(Edmar Oliveira)
Mário de Andrade |
Na semana passada um frenesi tomou conta do meio intelectual
curioso brasileiro. Por força da justiça, seria revelada, de próprio punho, a homossexualidade
de Mario de Andrade. Uma carta dirigida a Manuel Bandeira seria revelada na
íntegra. Bandeira quando publicou a correspondência entre os dois, censurou os
tópicos que seriam, agora, tornados públicos.

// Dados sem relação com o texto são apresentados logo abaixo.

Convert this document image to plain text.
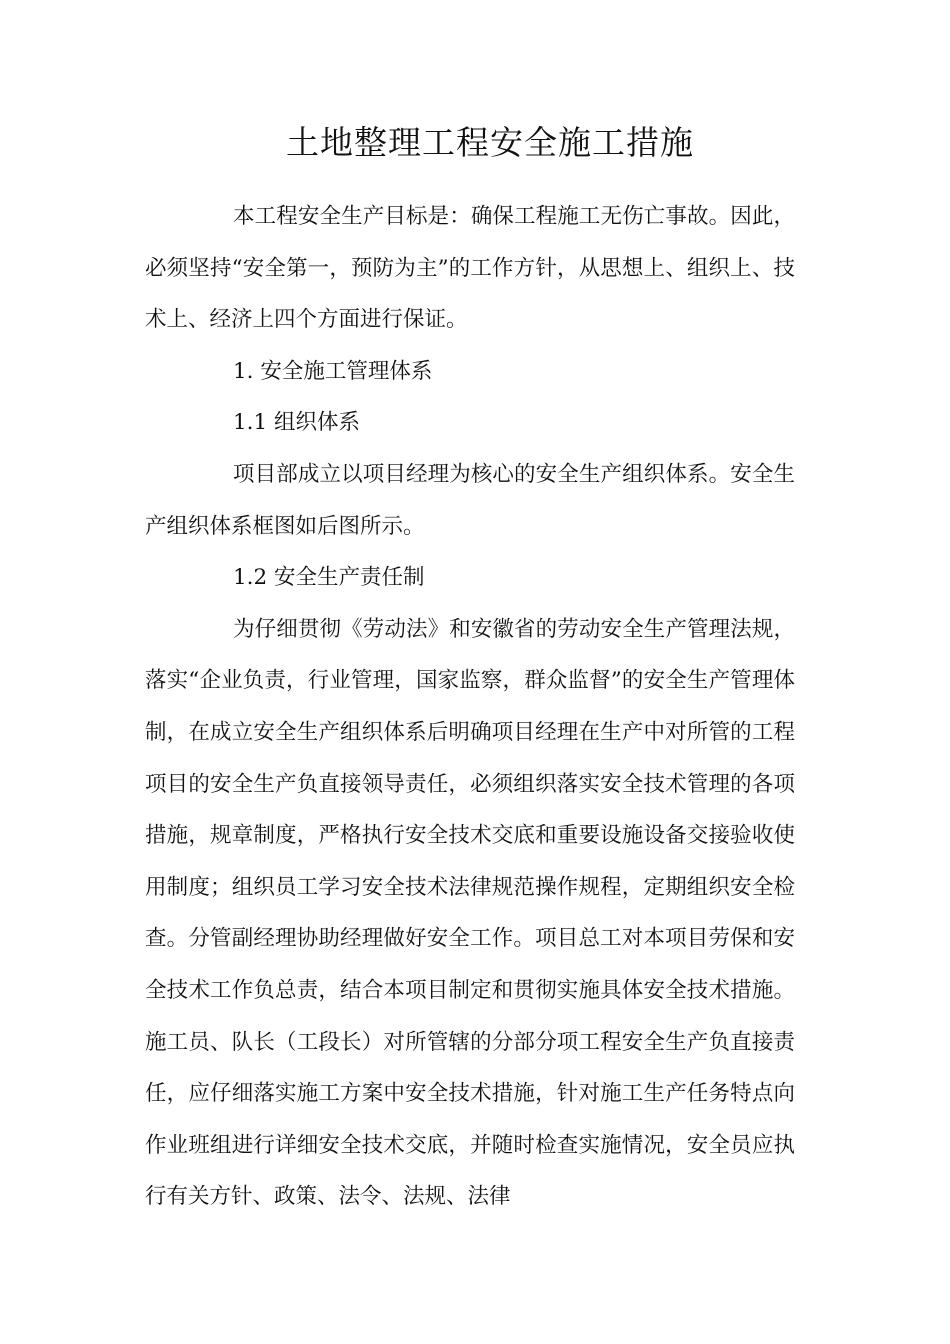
土地整理工程安全施工措施

本工程安全生产目标是：确保工程施工无伤亡事故。因此，必须坚持“安全第一，预防为主”的工作方针，从思想上、组织上、技术上、经济上四个方面进行保证。

1. 安全施工管理体系

1.1 组织体系

项目部成立以项目经理为核心的安全生产组织体系。安全生产组织体系框图如后图所示。

1.2 安全生产责任制

为仔细贯彻《劳动法》和安徽省的劳动安全生产管理法规，落实“企业负责，行业管理，国家监察，群众监督”的安全生产管理体制，在成立安全生产组织体系后明确项目经理在生产中对所管的工程项目的安全生产负直接领导责任，必须组织落实安全技术管理的各项措施，规章制度，严格执行安全技术交底和重要设施设备交接验收使用制度；组织员工学习安全技术法律规范操作规程，定期组织安全检查。分管副经理协助经理做好安全工作。项目总工对本项目劳保和安全技术工作负总责，结合本项目制定和贯彻实施具体安全技术措施。施工员、队长（工段长）对所管辖的分部分项工程安全生产负直接责任，应仔细落实施工方案中安全技术措施，针对施工生产任务特点向作业班组进行详细安全技术交底，并随时检查实施情况，安全员应执行有关方针、政策、法令、法规、法律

O poeta será o homenageado da FLIP este ano. Também
romancista, ensaísta, crítico literário, musicólogo e folclorista, foi um dos
nossos grandes escritores, também um dos responsáveis pela Semana de 22 que
promove o Modernismo no Brasil. Talvez seu feito mais notável tenha sido suas
viagens ao norte e nordeste, tendo sido um descobridor da cultura nativa de sua
terra. De sua primeira viagem ao norte em 1927 nasceu Macunaíma, o maior
representante da raça, o nosso herói sem caráter. Da segunda viagem ao nordeste
descobre o coco, esse irreverente ritmo de emboladas e improvisos; o candomblé e
o nosso caboco Jurema (mistura de rituais indígenas e africanos) como manifestações
fora-da-lei para as autoridades da época. Em 1938, trabalhando para o
Departamento Cultural de São Paulo, organiza uma expedição para o registro das
danças e cantigas do folclore, que considerava que iriam acabar, “agora que o
Brasil principia”. Mário achava que o Movimento Modernista tinha que entender
as manifestações culturais desse grande país. São Paulo iluminado pela cultura
europeia enviesava o movimento cultural do qual tinha participado.
O Caderno Prosa & Verso do Globo traz uma edição
especial em que refaz parte da viagem daquela expedição de 1938 e encontra com
representantes dos movimentos documentados. Vale a pena um exame no link http://oglobo.globo.com/cultura/livros/missao-mario-de-andrade-uma-viagem-pela-cultura-popular-inspirada-nas-pesquisas-do-escritor-16495442.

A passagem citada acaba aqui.